Monday, March 07, 2005

What else can you do?

There are days when the only thing that will help is "The Fox In The Snow" by Belle and Sebastian.

Sunday, March 06, 2005

This goes with that (again)

The fifth song on side one of “The Spanish Album” by the Sandpipers (no year given; post-1966 is all I can say, but most likely not far “post”), which I picked up at the most recent Canberra YMCA garage sale (along with several others in what I consider a good vinyl haul - about which, undoubtedly, more later), is a song called “Cancion de Amor”, or “Wanderlove”, written by Mason Williams, whose own version appears, according to IMDb, in the movie “The Kid Stays In The Picture”. Can’t say I know the original, or any of the numerous other versions of this song (Esther & Abi Ofarim, anyone?).

But what I can say is that, at the point when the Sandpipers get to the three-note descending sequence at the end of each verse, my brain can’t help but segue into the chorus of Nick Cave’s “The Weeping Song”: naturally, we are far from alleging anything untoward; it is a very fine turn of musical phrase, which sits well in both songs.
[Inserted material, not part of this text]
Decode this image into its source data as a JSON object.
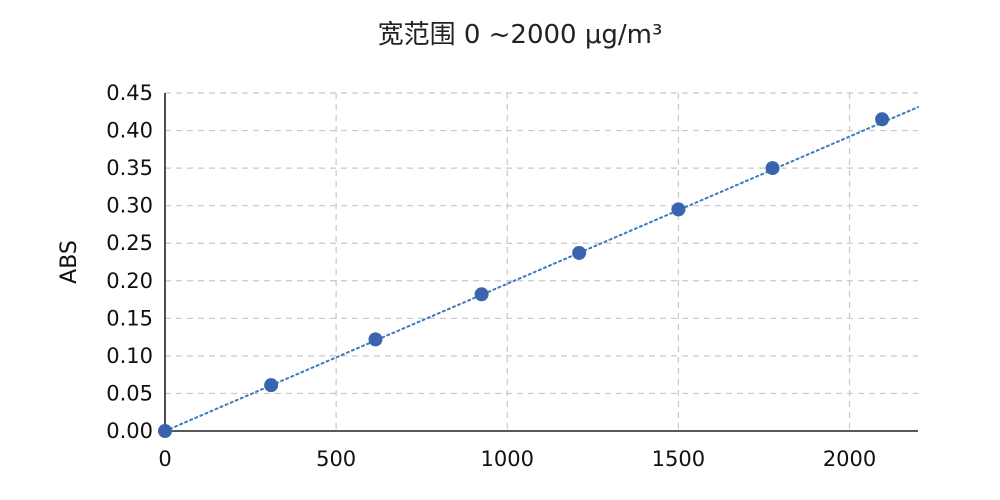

And astute readers will recall that “The Good Son”, the Nick Cave album on which “The Weeping Song” appears, was recorded in Sao Paolo, so perhaps the similarity is less surprising than it initially seemed.

Tuesday, March 01, 2005


We are probably going to start putting up the occasional mp3 on this page. I suppose that means we might be blogging from jail. It's a risk we have to take.